Interparliamentary co-operation, in which our own Lord Speaker has taken a leading role, has a part to play. It may not have executive power, but it can bring powerful influences to bear on those who do, and if it can improve mutual understanding and make differing approaches compatible, it will be very well worthwhile.
However, what is needed above all from the Government is steadfast, clear direction and genuinely co-operative working in a constitutionally stable environment. That is exactly what we do not have, and it seems that we have precious little hope of it. The last two and a half years have been desperately difficult in so many ways, and the economic and cost of living crisis seems likely to be with us for some time. But it is precisely in such circumstances that we look to government for calm proportionality and fixity of purpose.
Instead, we have government by announcement; frequent policy U-turns, sometimes within the span of a single day; constant shoot-from-the-hip legislation, with sweeping powers given to Ministers for often unspecified purposes; shredded standards of conduct, as was clear from the earlier debate; an unlawful Prorogation; the taking of powers to override international law and solemnly concluded international agreements; and wild and ignorant suggestions, such as your Lordships deploying to York, which was roundly and rightly condemned by the noble Lord, Lord Norton of Louth, and others who spoke in his debate last week.
At the same time, our fears are meant to be assuaged by news such as the return of imperial measures—perhaps to go with the imperial condescension I mentioned a moment ago. Incidentally, I should tell noble Lords that I have been drinking excellent Herefordshire cider in imperial pints for very many years, EU or no EU.
If any theme can be made out in this maelstrom, it is one of greater centralisation and indeed presidentialism—although the fact that the Prime Minister is also Minister for the Union may strike your Lordships as one of those things which are beyond parody.
Thanks to the noble Lord, Lord Wigley, we may have had a sneak preview of the Minister’s reply to this debate, as he spoke on this subject on 9 June.

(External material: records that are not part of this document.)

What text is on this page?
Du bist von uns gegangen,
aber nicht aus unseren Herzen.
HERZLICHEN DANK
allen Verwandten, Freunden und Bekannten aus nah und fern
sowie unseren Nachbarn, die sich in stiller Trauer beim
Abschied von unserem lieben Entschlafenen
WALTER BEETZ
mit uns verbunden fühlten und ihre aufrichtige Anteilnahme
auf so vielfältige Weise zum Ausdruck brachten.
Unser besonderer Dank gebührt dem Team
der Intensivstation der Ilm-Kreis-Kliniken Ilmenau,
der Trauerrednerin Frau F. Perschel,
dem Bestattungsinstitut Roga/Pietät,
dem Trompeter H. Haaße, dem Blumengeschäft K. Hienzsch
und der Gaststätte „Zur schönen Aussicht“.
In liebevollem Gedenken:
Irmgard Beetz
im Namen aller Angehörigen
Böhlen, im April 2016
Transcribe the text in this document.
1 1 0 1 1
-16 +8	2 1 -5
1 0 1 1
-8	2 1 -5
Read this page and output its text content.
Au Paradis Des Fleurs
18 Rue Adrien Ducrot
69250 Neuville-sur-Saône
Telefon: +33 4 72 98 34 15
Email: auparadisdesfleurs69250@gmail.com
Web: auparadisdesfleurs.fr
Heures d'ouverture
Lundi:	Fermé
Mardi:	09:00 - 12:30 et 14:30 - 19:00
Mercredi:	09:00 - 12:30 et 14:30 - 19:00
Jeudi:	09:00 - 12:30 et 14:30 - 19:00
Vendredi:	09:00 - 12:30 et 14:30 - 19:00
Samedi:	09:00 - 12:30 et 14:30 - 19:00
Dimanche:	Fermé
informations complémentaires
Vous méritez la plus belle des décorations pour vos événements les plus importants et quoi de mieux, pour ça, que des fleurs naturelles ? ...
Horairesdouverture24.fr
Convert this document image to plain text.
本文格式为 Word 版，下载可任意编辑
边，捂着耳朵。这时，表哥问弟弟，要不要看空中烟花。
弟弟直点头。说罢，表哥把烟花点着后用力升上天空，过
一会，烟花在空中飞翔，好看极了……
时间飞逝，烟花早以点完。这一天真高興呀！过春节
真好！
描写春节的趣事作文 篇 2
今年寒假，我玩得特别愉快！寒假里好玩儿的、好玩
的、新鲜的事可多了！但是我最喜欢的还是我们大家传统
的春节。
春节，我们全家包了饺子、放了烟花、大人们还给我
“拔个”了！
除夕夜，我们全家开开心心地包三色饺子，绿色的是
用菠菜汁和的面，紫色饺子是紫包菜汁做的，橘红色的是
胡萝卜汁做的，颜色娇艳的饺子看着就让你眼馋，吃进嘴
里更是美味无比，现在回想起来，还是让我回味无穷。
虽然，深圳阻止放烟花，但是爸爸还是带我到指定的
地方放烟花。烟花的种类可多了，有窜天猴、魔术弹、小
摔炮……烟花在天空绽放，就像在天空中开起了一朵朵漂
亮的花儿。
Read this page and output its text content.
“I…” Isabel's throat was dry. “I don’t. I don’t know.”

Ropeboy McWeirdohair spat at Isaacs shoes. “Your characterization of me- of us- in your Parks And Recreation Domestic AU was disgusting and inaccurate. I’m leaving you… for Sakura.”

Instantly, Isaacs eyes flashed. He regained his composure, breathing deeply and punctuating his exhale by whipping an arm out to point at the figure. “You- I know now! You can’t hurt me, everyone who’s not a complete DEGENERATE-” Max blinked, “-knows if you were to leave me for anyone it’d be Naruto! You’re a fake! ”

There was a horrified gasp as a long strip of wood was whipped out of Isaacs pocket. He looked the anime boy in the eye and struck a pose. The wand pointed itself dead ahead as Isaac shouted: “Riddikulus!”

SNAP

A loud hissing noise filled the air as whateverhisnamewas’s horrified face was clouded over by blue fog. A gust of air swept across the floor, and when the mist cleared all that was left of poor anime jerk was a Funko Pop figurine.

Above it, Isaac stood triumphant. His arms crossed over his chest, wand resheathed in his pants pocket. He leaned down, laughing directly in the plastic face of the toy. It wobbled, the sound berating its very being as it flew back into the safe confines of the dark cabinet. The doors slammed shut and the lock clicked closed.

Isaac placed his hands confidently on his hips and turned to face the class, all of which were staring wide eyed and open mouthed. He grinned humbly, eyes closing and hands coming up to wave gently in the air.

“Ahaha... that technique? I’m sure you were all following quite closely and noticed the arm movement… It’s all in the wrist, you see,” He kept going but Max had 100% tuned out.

I hope that it will not be exactly the same, tempting as that may be, because in its centenary year and in its present form, much more has to be done to preserve the union and all that it can deliver for the citizens of this United Kingdom. That is a task of which the Government have to show themselves not only worthy but capable. I beg to move.
My Lords, I shall not attempt a retrospective of this afternoon’s debate—given the scope of opinion and experience involved, that would be an entirely impractical idea—but I am very happy to thank the Minister for his detailed reply. Like other noble Lords, perhaps I may single out the right reverend Prelate the Bishop of Blackburn. I entirely endorse the eloquent words earlier of the noble Lord, Lord Cormack. When the right reverend Prelate leaves us, perhaps to embark on a new career as stellar as his present one, he will know that he takes with him the warmest good wishes of every Member of this House.
I am very grateful to all noble Lords who have taken part in this debate, and to my Cross-Bench colleagues who voted for this as one of the topics to be debated. I hope that your Lordships will see fit to approve the Motion.